To improve performance of semantic segmentation, researchers typically use one of three methods:
- more pre-training data
- a larger model size with more parameters
- a new model architecture
There's a fourth way: better training recipes. With with our recipes, we show that algorithmic changes to the training loop can make an architecture from 2018 competitive with more modern architectures.
In Figure 4, we have shown a +3.99 mIoU improvement without impacting time-to-train by using our medium recipe. Previous works improved mIoU performance by scaling the pre-training dataset size and model size, but better training recipes have largely been neglected in the segmentation space. We examine the impact of scaling on two recent architectures: Swin and ConvNeXt. From Figure 5, doubling the number of model parameters leads to +2.6-3.6 improvement in mIoU. Similarly, using 10x pre-training data leads to +2.1-3.4 improvement in mIoU. Although our recipe improvements were measured on a different architecture, we conjecture that improvements from recipes are comparable to increasing the model size or the amount of pre-training data. Neglecting to use an optimized recipe leaves substantial performance on the table. In the end, all of these improvements can be applied simultaneously for the highest performance.

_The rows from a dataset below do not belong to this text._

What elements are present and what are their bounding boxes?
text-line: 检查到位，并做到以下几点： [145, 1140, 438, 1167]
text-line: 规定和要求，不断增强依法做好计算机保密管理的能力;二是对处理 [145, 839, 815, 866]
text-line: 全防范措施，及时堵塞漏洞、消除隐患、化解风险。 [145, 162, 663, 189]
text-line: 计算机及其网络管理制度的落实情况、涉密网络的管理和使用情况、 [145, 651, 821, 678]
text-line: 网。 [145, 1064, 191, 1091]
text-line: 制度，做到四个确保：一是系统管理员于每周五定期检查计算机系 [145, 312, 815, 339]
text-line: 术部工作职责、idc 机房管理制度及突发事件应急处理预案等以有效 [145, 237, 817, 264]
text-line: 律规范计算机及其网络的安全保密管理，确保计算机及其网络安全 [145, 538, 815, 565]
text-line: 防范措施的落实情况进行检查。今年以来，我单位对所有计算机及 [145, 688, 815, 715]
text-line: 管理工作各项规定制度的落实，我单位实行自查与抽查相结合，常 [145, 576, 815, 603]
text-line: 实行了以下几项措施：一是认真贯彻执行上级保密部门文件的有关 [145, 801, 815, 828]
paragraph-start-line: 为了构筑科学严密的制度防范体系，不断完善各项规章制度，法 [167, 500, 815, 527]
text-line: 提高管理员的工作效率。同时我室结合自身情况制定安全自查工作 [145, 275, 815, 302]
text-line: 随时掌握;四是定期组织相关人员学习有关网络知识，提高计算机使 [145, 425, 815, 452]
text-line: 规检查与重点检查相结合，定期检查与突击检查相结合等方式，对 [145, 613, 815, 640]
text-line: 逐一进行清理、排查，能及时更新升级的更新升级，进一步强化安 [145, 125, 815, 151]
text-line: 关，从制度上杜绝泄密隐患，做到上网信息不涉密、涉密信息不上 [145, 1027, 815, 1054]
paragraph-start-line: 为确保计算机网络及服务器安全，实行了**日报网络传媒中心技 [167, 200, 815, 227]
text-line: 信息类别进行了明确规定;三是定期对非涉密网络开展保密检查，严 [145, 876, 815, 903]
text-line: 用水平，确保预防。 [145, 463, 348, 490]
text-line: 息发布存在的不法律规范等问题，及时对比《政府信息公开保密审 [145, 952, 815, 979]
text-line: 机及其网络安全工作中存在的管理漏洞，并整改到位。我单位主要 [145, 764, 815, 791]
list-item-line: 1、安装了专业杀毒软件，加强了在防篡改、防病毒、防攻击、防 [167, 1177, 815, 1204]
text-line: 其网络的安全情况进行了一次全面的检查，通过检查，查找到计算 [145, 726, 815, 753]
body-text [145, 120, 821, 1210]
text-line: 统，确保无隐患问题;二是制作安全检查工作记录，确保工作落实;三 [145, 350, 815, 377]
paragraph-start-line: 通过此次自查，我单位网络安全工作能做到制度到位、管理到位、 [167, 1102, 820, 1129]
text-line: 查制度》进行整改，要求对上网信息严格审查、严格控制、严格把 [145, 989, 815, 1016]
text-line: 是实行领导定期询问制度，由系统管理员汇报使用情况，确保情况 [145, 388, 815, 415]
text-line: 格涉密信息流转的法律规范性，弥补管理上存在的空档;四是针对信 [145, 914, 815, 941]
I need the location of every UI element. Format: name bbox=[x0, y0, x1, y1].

Get a Taste of the MosaicML Platform
Going forward, we're investigating how these recipes will transfer to other segmentation models or datasets. For example, using these recipes on satellite imagery datasets lead to significant reduction in training time (expect to hear soon from us soon on that front)!
Looking to train your own segmentation models on your domain-specific data? We developed these recipes and baked them into the MosaicML platform to help our customers achieve high quality vision models faster. Schedule a demo today!

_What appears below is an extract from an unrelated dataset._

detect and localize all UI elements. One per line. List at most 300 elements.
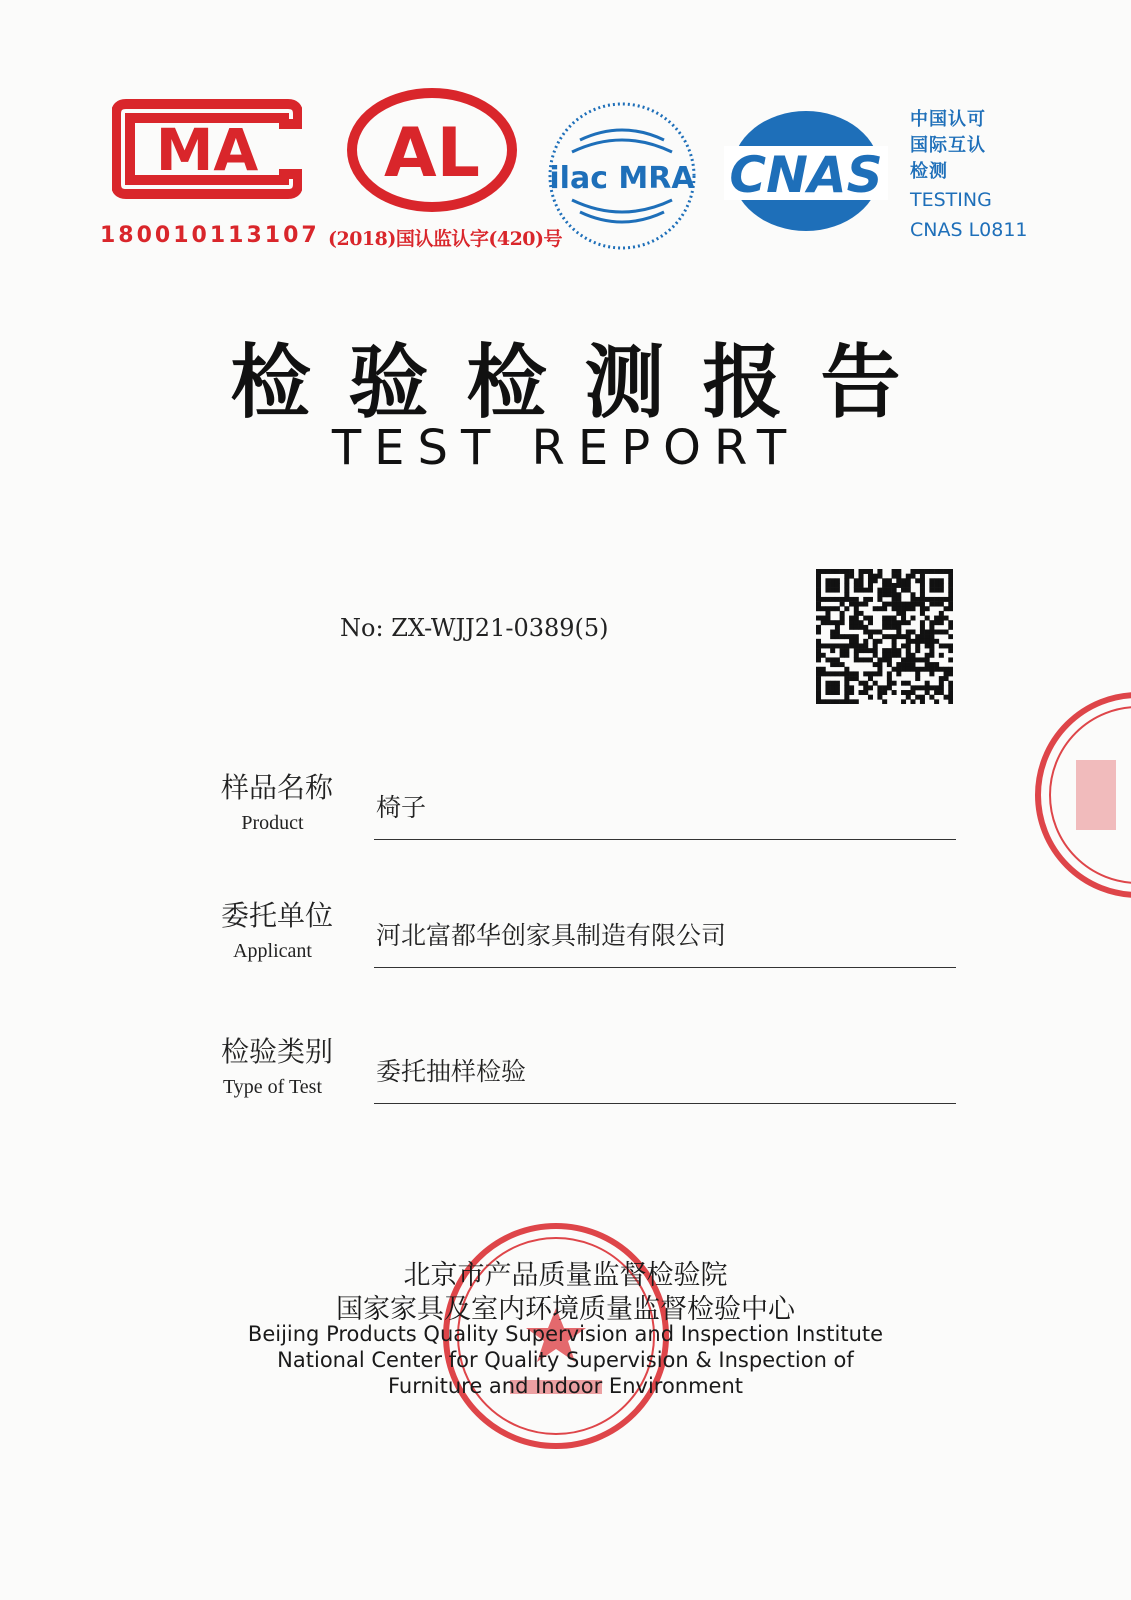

1 We do not modify the baseline hyperparameters, so the batch size, learning rate, weight decay, etc. from the baseline are fixed. When additional hyperparameters are introduced, such as when we add a training method like mixup, we use Composer's default hyperparameter where appropriate, and tune from there to improve performance.
2 The Mild recipe works best on training durations between 20 and 50 epochs, as there is a short initial period of roughly 20 epochs where Mild performs worse than the baseline due to the moving average warmup time.